Tuesday, 5 August 2014

First performances and fine food - On tour to Maastricht

St Janskerk, Maastricht
St Janskerk, Maastricht
St. Janskerk in Maastricht, the Netherlands, is one of the two churches on the large square, the Vrijthof. With its distinctive red tower it sits next to the larger and older foundation of St. Servatus. St. Janskerk was originally built by the monks of St Servatus so the people of Maaxtricht could worship separately and leave the monks to worship in peace (!) In the 17th century St Janskerk was given to the Protestants while St Servatus remained Catholic. A situation which could only arise because Maastricht had two overlords, the Roman Catholic bishop of Liege and the Protestant Duke of Brabant. (The historically minded opera lovers will realise that Brabant is where Wagner's Lohengrin is set).

St Janskerk was the venue for London Concord Singers concert in Maastricht, so on Saturday 2 August the choir, with me as one of the two tenors, conducted by Malcolm Cottle, sang a programme which included the first Netherlands performance of Judith Bingham's The Very Distant Days (a work that London Concord Singers premiered on 24 July), plus music by Cecilia McDowall, RVW, Bloch, Stanford, Victoria and Weelkes.

The church has been adapted for modern worship and the congregation sit in chairs facing a podium placed at the centre of the church's North wall, so oriented 90 degrees to usual. This meant that the audience surrounded the choir on three sides and were all rather close.

In the UK, I provide spoken introductions to the music at London Concord Singers concerts. As Judith Bingham's piece was new and unusual, setting words by Lewis Carroll and Charles Dickens, we decided to risk having spoken introductions. I spoke slowly and, having got a laugh from the audience in my opening words, judged that sufficient could follow me. This was the case as a number of the audience came up to me afterwards and thanked me for speaking slowly and comprehensibly.

The choir had taken the risk of promoting the concert remotely without anyone on the ground in Maastricht, so it was a relief that we had an audience at all, never mind one which was such a good size and so enthusiastic.

Interior of the Basilica of Our Lady Star of the Sea, Maastricht from the choir loft
Interior of the basilica
from the choir loft

After exertions at the concert and putting the church back to rights ready for Sunday morning service, we returned to one of the many cafes on Vrijthof to drink beer and eat. One of the delights of such trips is being able to try out local cuisine, and catch up with friends in the choir.

Sunday morning saw the choir back on duty. A short walk from our hotel, through the winding streets of the old town, passed lots of interesting small shops, took us to the Basilica of Our Lady Star of the Sea, a Romanesque church dating from the 11th and 12th centuries. We entered round the back, through building works, to find our rehearsal room whilst the 10am Latin mass took place. Once this had finished we were able to enter the basilica, catching the organist Hans Leenders playing Bach on the Basilica's historic organ.

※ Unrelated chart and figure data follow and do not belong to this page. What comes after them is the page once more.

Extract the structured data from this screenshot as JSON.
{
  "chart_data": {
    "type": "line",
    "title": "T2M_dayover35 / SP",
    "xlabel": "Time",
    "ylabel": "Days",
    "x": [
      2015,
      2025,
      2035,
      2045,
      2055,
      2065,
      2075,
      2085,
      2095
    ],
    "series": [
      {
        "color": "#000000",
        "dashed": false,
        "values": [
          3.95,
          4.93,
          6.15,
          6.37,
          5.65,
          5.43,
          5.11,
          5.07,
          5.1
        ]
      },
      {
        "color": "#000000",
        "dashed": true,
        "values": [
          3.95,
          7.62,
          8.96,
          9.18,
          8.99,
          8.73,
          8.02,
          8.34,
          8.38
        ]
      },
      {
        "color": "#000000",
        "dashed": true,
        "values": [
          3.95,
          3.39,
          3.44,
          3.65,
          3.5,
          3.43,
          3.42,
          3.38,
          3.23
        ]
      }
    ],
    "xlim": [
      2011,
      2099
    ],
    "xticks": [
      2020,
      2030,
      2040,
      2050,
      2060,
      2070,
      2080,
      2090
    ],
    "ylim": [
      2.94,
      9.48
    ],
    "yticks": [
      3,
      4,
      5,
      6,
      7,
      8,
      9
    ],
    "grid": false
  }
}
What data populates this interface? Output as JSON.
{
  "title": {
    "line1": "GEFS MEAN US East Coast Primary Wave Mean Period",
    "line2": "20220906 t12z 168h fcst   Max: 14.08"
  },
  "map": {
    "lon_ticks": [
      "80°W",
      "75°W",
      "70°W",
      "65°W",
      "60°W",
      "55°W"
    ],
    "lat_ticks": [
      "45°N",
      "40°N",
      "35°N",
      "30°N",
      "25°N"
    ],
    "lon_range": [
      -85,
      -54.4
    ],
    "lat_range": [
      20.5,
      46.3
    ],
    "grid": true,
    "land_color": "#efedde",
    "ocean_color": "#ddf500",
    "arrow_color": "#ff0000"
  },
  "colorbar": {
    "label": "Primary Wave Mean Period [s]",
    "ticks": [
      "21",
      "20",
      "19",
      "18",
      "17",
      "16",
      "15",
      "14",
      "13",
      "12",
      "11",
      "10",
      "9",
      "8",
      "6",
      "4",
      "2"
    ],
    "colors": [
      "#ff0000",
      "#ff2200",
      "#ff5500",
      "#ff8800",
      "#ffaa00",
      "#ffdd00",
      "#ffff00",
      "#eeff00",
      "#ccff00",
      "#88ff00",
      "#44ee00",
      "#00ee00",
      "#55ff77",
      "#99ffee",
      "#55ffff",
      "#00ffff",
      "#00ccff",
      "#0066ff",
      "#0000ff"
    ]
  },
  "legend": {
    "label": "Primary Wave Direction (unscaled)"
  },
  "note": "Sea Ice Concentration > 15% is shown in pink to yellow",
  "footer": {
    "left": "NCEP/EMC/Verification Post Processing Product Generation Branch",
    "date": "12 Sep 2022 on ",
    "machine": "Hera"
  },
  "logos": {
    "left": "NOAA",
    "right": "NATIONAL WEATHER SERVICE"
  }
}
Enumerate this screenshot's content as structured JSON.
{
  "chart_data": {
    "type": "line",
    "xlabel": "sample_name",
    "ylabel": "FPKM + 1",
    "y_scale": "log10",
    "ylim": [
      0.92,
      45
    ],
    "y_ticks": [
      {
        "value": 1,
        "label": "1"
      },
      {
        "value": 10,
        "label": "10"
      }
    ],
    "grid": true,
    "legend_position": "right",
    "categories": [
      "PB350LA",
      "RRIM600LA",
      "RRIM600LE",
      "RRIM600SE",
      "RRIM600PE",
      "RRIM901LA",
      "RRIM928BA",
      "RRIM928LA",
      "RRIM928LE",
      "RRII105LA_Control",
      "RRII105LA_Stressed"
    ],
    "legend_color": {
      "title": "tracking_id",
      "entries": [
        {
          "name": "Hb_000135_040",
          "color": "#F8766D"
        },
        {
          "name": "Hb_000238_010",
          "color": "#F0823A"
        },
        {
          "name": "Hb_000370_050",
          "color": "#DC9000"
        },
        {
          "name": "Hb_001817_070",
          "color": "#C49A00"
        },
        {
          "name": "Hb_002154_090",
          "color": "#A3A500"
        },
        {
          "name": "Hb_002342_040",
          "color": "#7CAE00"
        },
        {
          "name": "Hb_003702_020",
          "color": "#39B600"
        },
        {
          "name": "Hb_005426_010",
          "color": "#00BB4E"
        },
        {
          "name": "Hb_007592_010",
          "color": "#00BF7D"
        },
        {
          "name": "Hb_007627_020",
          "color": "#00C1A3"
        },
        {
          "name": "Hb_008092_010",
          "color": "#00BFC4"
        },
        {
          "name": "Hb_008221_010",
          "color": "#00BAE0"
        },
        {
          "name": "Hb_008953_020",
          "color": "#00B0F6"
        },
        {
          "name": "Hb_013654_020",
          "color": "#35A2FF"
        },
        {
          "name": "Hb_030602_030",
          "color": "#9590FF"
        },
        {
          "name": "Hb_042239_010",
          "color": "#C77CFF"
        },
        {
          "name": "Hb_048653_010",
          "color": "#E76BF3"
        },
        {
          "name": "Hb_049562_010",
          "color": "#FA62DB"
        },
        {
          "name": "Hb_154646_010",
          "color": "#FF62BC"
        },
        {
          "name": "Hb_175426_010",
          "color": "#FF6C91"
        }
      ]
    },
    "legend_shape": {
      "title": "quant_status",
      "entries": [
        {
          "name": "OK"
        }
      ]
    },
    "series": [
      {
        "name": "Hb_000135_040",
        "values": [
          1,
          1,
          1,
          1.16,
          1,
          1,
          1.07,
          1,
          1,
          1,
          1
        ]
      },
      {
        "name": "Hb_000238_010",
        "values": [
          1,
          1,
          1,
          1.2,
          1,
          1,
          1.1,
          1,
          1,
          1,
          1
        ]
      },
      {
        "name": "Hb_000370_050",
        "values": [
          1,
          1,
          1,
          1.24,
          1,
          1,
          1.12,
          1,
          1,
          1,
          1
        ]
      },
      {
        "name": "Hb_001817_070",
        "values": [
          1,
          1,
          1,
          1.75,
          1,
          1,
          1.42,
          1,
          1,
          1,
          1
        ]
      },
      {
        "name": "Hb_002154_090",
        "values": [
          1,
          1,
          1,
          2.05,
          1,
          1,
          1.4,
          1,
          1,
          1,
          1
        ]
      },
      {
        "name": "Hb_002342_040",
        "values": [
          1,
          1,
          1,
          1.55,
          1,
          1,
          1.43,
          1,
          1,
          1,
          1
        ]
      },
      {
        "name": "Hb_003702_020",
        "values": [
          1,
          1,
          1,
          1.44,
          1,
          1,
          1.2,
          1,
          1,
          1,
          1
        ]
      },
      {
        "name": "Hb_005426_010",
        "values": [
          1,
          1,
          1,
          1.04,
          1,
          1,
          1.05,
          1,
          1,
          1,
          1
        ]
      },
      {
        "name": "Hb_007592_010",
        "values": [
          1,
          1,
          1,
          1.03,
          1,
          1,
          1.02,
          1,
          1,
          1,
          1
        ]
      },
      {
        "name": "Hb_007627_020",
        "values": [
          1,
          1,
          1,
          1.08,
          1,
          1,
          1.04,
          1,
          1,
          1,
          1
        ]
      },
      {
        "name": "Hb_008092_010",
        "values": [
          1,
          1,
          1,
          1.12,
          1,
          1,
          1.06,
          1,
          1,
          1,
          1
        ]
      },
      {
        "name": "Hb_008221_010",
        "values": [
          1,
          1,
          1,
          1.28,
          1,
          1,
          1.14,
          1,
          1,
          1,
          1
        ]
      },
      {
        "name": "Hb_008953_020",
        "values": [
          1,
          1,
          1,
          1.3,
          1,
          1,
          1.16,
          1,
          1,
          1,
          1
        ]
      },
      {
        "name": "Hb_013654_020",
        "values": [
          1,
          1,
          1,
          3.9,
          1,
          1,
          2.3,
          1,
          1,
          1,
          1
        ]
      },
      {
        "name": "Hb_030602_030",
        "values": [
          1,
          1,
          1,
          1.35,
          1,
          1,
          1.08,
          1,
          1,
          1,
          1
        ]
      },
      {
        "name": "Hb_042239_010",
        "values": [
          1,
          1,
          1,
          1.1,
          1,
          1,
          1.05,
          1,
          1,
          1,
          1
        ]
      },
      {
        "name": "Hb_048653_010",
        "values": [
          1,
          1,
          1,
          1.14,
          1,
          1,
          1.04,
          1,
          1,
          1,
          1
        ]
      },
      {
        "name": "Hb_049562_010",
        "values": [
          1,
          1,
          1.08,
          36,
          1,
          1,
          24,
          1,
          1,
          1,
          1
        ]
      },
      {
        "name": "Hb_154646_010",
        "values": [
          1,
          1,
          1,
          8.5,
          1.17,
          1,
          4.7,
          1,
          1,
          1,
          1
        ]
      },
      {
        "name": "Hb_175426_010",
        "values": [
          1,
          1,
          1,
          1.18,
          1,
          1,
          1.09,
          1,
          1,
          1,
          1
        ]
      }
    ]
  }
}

We sang at the 11.30am mass, singing from the organ loft which gave us a wonderful birds eye view of proceedings. We sang Victoria's Missa O quam pulchra es, along with the motet on which it was based, also by Victoria, and Peter Philips; Ave Verum. It is always a rather special event, singing renaissance polyphony in the context for which it was written and and especial privilege being able to do so in a wonderful historic church like the basilica, Of course this was not the end of weekend, there was much exploring of Maastricht to be done and of course, being choral singers, plenty of eating and drinking too.